No século IV da Era Cristã Skaroi foi o nome de um posto militar romano de sinalização da costa em Angevin, no litoral norte da Inglaterra. No ano 960 d.C. uma pequena fortificação foi erguida em uma elevação próxima ao mar, que passou a ser chamada de The Scarborough – o burgo Skaroi.  Até o final do Século IX o lugar ainda tinha a fama de ser um recôndito remanescente da Idade da Pedra Polida. Havia por lá dólmens, altares sacrificiais e a veneração de certos animismos. Há, também, indícios de ter servido de abrigo a assentamentos da Idade do Bronze, mas a maioria desses testemunhos foi destruída em 1066, quando a região foi devastada pelo viking Godwinson, senhor de Falsgrave, a serviço do rei Harald III da Noruega.

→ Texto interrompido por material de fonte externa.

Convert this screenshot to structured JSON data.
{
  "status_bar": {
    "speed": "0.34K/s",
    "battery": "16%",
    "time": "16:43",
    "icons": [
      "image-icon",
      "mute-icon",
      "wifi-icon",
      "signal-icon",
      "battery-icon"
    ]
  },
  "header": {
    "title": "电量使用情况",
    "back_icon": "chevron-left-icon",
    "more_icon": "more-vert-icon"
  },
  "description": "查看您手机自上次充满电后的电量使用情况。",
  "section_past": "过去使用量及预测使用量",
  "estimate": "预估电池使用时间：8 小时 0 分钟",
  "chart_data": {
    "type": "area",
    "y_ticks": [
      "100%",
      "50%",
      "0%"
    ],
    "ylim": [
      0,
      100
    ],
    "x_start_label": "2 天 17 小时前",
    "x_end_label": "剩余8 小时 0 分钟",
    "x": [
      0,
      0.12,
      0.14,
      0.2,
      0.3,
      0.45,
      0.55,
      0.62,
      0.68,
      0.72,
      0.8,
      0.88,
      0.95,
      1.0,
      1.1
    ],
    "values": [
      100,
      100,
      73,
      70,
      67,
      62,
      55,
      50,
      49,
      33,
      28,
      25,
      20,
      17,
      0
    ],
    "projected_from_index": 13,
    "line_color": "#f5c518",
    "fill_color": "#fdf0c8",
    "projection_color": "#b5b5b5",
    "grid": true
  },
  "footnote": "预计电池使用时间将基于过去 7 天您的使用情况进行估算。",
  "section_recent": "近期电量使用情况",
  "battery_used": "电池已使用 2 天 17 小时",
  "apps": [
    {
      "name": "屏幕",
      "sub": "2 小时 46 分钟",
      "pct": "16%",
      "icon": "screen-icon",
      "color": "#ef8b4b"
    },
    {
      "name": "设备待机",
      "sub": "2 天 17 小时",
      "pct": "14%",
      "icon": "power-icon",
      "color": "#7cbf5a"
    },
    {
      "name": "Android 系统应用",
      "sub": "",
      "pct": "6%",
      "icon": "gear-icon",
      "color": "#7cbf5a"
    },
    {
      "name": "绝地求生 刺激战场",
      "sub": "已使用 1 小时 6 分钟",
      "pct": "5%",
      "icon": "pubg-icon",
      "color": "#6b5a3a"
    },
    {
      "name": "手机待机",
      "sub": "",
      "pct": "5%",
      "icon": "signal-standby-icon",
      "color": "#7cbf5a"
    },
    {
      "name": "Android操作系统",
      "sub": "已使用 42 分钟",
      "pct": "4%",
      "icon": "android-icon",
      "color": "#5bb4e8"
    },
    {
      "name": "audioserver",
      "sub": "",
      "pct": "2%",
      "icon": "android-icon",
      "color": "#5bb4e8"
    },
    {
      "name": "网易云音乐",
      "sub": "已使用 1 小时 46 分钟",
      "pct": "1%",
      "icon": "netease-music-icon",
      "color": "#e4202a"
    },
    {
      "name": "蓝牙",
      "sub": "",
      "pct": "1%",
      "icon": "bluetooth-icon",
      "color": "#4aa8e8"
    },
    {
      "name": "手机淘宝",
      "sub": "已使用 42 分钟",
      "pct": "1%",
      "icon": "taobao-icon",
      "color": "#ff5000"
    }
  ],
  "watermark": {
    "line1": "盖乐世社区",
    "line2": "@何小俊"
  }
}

Em 1155 o rei Henrique II recuperou Scarborough aos ingleses e construiu um castelo de pedra no promontório de Angevin. Em 1163 concedeu as cartas da cidade, permitindo que houvesse nas areias da praia um mercado. Ali passou a ocorrer anualmente a celebração de um festival lunar, e ao seu redor a consequente feira de troca de mercadorias levadas pelos que para lá se dirigiam. Com o tempo, o comércio promoveu a cidade e sua feira, que veio a se tornar lendária. Não será incorreto presumir que data dessa época, ou de um pouco depois, um dos mais famosos poemas medievais de feitiço e magia que se tem notícia – a canção da feira do burgo Skaroi.

A Canção da Feira do Burgo Skaroi
Mapa de Scarborough de 1908, com destaque para o promontório de Angevin (Castle Hill) onde se localizam as ruínas remanescentes do Burgo Skaroi.

A fábula

O poema corresponde a uma fábula tradicional de origem desconhecida. A fábula se refere ao encantamento lançado por um elfo para seduzir uma jovem. O feitiço é cantado no modo grego dórico, ou seja, na escala natural maior de Dó, começando com o segundo grau, Ré, e com isso alcançando as doces melancolias de um tom menor, sabidamente favoráveis às canções de amor. O poema se constitui da mensagem que o ser sobrenatural envia à sua amada, por meio de um mensageiro, indicando o que ela deve fazer para ir ter com ele. 

Como de costume nas antigas tradições, o sortilégio inicia com um convite, pois a magia somente entra na vida de uma pessoa se ela assim o desejar. Are you going to Scarborough Fair?  ‘Você se dirige à feira do burgo Skaroi?’ A si mesmo o encantamento responde: Yesterday holds memories in time…  ‘O passado guarda as memórias do tempo…’ Naturalmente, uma vez que o passado é o guardião dos segredos da alma.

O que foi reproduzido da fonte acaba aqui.